Я вылетел с лестницы…
«Ты думаешь, — говорит, — я тебя за твое творчество любила, милый ты мой дурачок? Да мне плевать на твое творчество, начхать».
Словно я отдельно от своего творчества, словно дух в человеке — ноль, ничто. А есть нечто улыбающееся, пустое, сердящееся, смеющееся… Выходит, одно и то же, когда ты работаешь гениально и пишешь бред, халтуру. Лишь бы ты деньги зарабатывал, халтурил — портреты, стенды, панно писал. Ничего себе подруга жизни, спутница…
Короче, проводил я его на поезд, хотя он, видно, сам толком не знал, куда едет. «Я вихрем пронесусь по городам и странам!» — был его последний возглас.
Времени прошло много, для кого сто, а для кого, может быть, и тысяча лет. Одни ровесники умерли, другие постарели. Лично мне неохота на себя смотреть — время не пощадило.
Теперь он возит по городам и странам выставку своих художественных работ. Водит меня по своей выставке. Подумать только — целая выставка!
Уезжал он большого роста, широкоплечий и крепкий красавец парень. Сейчас сутул и тонок, как прут, у него будто выедено нутро под оболочкой. Бессчетные изощренные композиции порядком его иссушили. На щеке широкий розовый шрам — раньше такого не было — приобретен на чужбине. Волос без седины — покрашен или парик. В одежде старательно выдержан стиль.
— Скажи, старик, что-нибудь, не стесняйся.
Сколько помню себя, я всегда уступал его бешеному напору. Мне непривычно высказывать мнение о его поступках. С таким, как он, иметь дело не просто. Быть несогласным — попробуй! Тут же получишь отпор. Да и язык не повернется сказать плохое — вся жизнь положена на это, уж стоит чего-нибудь.
Нельзя не уважать энергию, с отчаянием и злостью вложенную в работы. Конечно, всякий, не только он, платит жизнью, естеством, плотью и кровью. Но ведь у других-то посмотреть не на что. А тут — такая энергия! Энергия направлена не на драку, не на воровство, не на баб, не на преступления. Но энергия, направленная на открытие, на обогащение души человека, для его блага… ведь это же хорошо!
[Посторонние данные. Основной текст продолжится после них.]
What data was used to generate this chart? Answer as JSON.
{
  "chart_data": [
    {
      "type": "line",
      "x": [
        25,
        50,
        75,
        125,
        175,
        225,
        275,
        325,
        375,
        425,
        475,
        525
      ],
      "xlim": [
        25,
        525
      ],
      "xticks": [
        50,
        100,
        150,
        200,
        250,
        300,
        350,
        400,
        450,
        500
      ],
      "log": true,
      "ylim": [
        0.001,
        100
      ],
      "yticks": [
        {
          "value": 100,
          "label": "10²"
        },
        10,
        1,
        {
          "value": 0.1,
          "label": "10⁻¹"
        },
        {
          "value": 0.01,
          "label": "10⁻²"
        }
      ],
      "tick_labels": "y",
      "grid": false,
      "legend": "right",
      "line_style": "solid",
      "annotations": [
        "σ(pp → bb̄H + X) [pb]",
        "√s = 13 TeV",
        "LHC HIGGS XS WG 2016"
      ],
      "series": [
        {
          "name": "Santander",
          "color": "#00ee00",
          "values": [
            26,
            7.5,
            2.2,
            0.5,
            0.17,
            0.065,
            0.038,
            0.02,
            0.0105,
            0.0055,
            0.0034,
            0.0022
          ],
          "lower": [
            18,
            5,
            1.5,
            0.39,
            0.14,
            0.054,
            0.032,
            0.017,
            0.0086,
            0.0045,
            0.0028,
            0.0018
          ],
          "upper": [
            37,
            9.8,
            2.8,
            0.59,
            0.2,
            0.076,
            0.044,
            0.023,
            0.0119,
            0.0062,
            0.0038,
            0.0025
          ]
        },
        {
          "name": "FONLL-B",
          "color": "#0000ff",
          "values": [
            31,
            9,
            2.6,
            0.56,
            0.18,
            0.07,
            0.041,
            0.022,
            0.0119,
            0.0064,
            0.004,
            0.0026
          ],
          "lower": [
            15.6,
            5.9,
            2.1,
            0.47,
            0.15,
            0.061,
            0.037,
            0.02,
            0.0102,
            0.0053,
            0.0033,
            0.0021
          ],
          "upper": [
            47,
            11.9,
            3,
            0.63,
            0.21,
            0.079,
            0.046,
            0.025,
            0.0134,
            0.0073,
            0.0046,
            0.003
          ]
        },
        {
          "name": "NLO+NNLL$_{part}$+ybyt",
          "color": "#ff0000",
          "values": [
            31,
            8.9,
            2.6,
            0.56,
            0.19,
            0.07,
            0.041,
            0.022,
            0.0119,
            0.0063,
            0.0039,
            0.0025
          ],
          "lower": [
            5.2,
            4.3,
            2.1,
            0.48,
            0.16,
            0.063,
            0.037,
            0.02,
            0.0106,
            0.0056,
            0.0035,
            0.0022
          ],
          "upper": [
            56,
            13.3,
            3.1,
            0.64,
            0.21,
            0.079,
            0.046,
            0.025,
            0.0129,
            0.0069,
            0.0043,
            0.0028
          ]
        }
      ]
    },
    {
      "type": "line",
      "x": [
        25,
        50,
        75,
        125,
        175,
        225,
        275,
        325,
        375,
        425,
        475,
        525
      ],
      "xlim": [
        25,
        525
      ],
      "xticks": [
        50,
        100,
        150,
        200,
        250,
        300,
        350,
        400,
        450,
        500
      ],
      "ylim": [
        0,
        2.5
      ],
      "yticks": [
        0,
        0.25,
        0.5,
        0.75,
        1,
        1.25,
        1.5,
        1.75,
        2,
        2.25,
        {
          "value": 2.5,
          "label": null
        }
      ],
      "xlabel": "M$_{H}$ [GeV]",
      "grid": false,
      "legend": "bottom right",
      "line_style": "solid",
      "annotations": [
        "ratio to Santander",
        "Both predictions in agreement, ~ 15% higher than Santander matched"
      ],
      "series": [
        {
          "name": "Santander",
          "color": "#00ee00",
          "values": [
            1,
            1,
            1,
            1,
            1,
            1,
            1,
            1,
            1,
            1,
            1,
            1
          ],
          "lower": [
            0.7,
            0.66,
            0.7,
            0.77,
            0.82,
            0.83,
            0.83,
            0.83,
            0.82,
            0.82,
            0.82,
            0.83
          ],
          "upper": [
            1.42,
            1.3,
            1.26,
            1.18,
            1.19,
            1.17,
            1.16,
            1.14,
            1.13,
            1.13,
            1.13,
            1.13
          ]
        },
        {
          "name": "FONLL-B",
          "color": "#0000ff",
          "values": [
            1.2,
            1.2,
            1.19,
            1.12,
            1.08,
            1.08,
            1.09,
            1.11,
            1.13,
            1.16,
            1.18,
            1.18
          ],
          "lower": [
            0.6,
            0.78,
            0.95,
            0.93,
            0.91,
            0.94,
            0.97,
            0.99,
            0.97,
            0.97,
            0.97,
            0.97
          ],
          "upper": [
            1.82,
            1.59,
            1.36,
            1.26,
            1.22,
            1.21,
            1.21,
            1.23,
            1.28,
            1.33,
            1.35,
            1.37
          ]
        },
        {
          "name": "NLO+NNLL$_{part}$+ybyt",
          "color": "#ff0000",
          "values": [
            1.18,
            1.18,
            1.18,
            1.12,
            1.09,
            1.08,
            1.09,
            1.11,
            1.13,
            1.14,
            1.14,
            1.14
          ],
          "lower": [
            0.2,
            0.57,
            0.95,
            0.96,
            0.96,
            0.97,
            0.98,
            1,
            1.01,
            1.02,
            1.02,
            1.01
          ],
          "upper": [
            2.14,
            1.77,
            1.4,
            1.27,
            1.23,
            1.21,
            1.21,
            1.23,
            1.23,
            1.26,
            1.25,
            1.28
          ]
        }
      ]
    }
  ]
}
Есть люди, у которых ум работает, как по линейке. Такой человек более или менее знает, что, куда, откуда и зачем, и с какой стати, и даже в некоторой степени почему. То есть он может немножко взять отсюда, немножко оттуда, и все будет в порядке. Он будет вовремя уходить, когда не нужно задерживаться. Будет говорить то, что нужно в данный момент, а чего не нужно, не станет говорить. И дружить будет с теми людьми, которые ему нужны, то есть небескорыстно. Все будет у него в порядке, да и только. Да порядок-то в один день может развалиться к чертовой матери. Как у бывших «больших» людей, взять, к примеру, какого-нибудь государственного деятеля, который провалился в тартарары. Так вот у них может быть некоторый порядок. Но великое, удивительное разве можно сделать по линейке? Порыв, хорошая голова, пылающее сердце нужны. В таком деле бесполезно работать по линейке, тем более если хочешь быть художником, показать людям новое, красоту…
Он, по сути дела, без пощады выворотил наизнанку человека, выпотрошил его, лишил лица. Понравилось ему лишать человека всяких иллюзий по поводу самого себя…
Хоть отбавляй злости в лаконичной изысканной форме. Нарочно! Чтобы зрители, привыкшие искать симпатии к себе, с отвращением отворачивались…
Ишь ты, гений, разложил человека на части — собери его теперь, попробуй, пощади. Природа создала человека в целости как самообразующуюся систему. А тут конец всему…
Впрочем, по-моему, в искусстве дойти до конца, до самого края — не страшно. Именно в искусстве всегда можно начать все сначала…
Пока свежо, в первый раз, — интересно. Безобразие, если подобным заполонят. А обычно так водится.